Tsai Wan-Ju, Qian Tian-Yang, Lu Chun-Mei, Liu Qing, Wang Lai-Shuan
Department of Neonatology, National Children's Medical Center/Children's Hospital of Fudan University, Shanghai, China.
Transl Pediatr. 2021 Feb;10(2):256-264. doi: 10.21037/tp-20-184.
To construct and externally validate a prediction model for neonate unplanned rehospitalization within 31 days of discharge.
A retrospective study was performed in the Department of Neonatology of the Children's Hospital of Fudan University. A binominal regression method was applied to construct and validate the prediction model. Analysis was performed on a total of 11,116 neonates with an index admission between 11/1/2016 and 12/31/2018. Neonates admitted from 11/1/2016 to 1/31/2018 were used for the selection of prognostic variables and construction of the model. Model validation was then performed with neonates admitted from 2/1/2018 to 12/31/2018.

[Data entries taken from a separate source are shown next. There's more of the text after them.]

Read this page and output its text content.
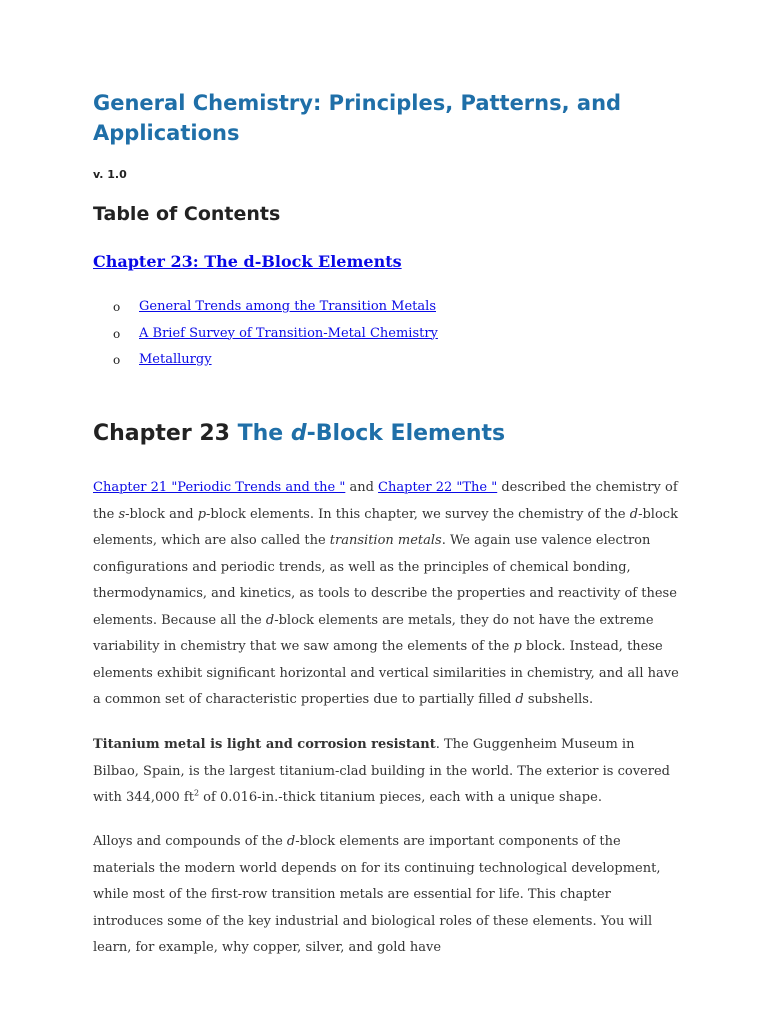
General Chemistry: Principles, Patterns, and Applications

v. 1.0

Table of Contents

Chapter 23: The d-Block Elements

o General Trends among the Transition Metals
o A Brief Survey of Transition-Metal Chemistry
o Metallurgy
Chapter 23 The d-Block Elements

Chapter 21 "Periodic Trends and the " and Chapter 22 "The " described the chemistry of the s-block and p-block elements. In this chapter, we survey the chemistry of the d-block elements, which are also called the transition metals. We again use valence electron configurations and periodic trends, as well as the principles of chemical bonding, thermodynamics, and kinetics, as tools to describe the properties and reactivity of these elements. Because all the d-block elements are metals, they do not have the extreme variability in chemistry that we saw among the elements of the p block. Instead, these elements exhibit significant horizontal and vertical similarities in chemistry, and all have a common set of characteristic properties due to partially filled d subshells.

Titanium metal is light and corrosion resistant. The Guggenheim Museum in Bilbao, Spain, is the largest titanium-clad building in the world. The exterior is covered with 344,000 $ft^2$ of 0.016-in.-thick titanium pieces, each with a unique shape.

Alloys and compounds of the d-block elements are important components of the materials the modern world depends on for its continuing technological development, while most of the first-row transition metals are essential for life. This chapter introduces some of the key industrial and biological roles of these elements. You will learn, for example, why copper, silver, and gold have
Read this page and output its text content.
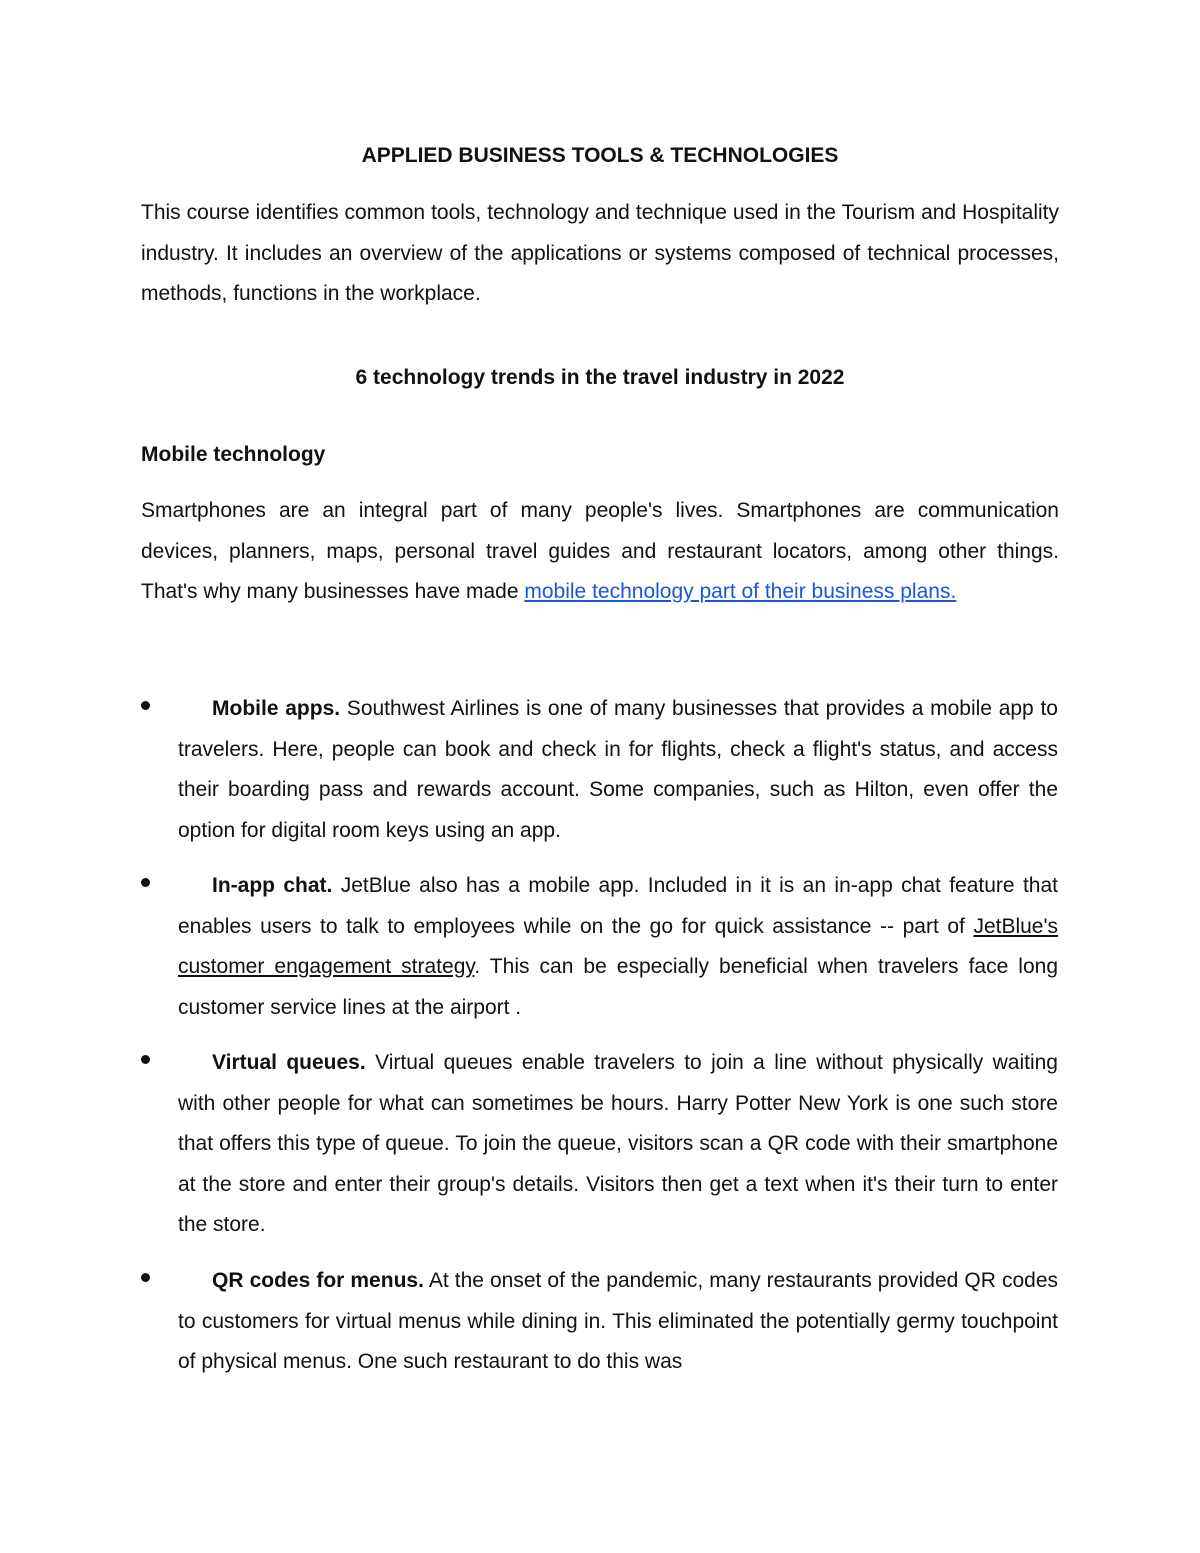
APPLIED BUSINESS TOOLS & TECHNOLOGIES

This course identifies common tools, technology and technique used in the Tourism and Hospitality industry. It includes an overview of the applications or systems composed of technical processes, methods, functions in the workplace.

6 technology trends in the travel industry in 2022
Mobile technology

Smartphones are an integral part of many people's lives. Smartphones are communication devices, planners, maps, personal travel guides and restaurant locators, among other things. That's why many businesses have made mobile technology part of their business plans.

Mobile apps. Southwest Airlines is one of many businesses that provides a mobile app to travelers. Here, people can book and check in for flights, check a flight's status, and access their boarding pass and rewards account. Some companies, such as Hilton, even offer the option for digital room keys using an app.

In-app chat. JetBlue also has a mobile app. Included in it is an in-app chat feature that enables users to talk to employees while on the go for quick assistance -- part of JetBlue's customer engagement strategy. This can be especially beneficial when travelers face long customer service lines at the airport .

Virtual queues. Virtual queues enable travelers to join a line without physically waiting with other people for what can sometimes be hours. Harry Potter New York is one such store that offers this type of queue. To join the queue, visitors scan a QR code with their smartphone at the store and enter their group's details. Visitors then get a text when it's their turn to enter the store.

QR codes for menus. At the onset of the pandemic, many restaurants provided QR codes to customers for virtual menus while dining in. This eliminated the potentially germy touchpoint of physical menus. One such restaurant to do this was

The rehospitalization rate for neonates was 3.27% (373/11,116). A total of 512 neonates were enrolled for the construction of the prediction model. Gestational age (GA), NICU length of stay (LOS), nonmedical order discharge and younger maternal age were strongly correlated with rehospitalization. By incorporating these 4 strong risk factors, we constructed a model to predict neonate unplanned rehospitalization within 31 days of discharge. The formula was turned into a nomogram for use in clinical practice. The nomogram has a total score of 180, with a predicted risk from 0 to 100%. Neonates are at high risk for rehospitalization if they have a total score greater than 39 points, according to the cutoff point established by the Youden index. The model was shown to have good discriminatory ability, with area under the receiver operating characteristic curves of 0.68 and 0.65 in the model construction and validation datasets, respectively. A total of 39 points is the cutoff for follow-up.
The model is able to predict neonate unplanned rehospitalization well. A total score greater than 39 indicates that follow-up is necessary.
构建并外部验证一个预测模型,用于预测新生儿出院后31天内的非计划再入院情况。
在复旦大学附属儿科医院新生儿科进行一项回顾性研究。应用二项回归方法构建并验证该预测模型。对2016年11月1日至2018年12月31日期间首次入院的11116例新生儿进行分析。将2016年11月1日至2018年1月31日入院的新生儿用于选择预后变量并构建模型。然后用2018年2月1日至2018年12月31日入院的新生儿进行模型验证。
新生儿再入院率为3.27%(373/11116)。共纳入512例新生儿用于构建预测模型。胎龄(GA)、新生儿重症监护病房住院时间(LOS)、非医嘱出院和母亲年龄较小与再入院密切相关。通过纳入这4个强风险因素,构建了一个预测模型,用于预测新生儿出院后31天内的非计划再入院情况。该公式转化为列线图用于临床实践。列线图总分180分,预测风险为0至100%。根据约登指数确定的截断点,总分大于39分的新生儿再入院风险较高。该模型显示出良好的鉴别能力,在模型构建和验证数据集中,受试者操作特征曲线下面积分别为0.68和0.65。随访的截断值为39分。
该模型能够较好地预测新生儿非计划再入院情况。总分大于39分表明有必要进行随访。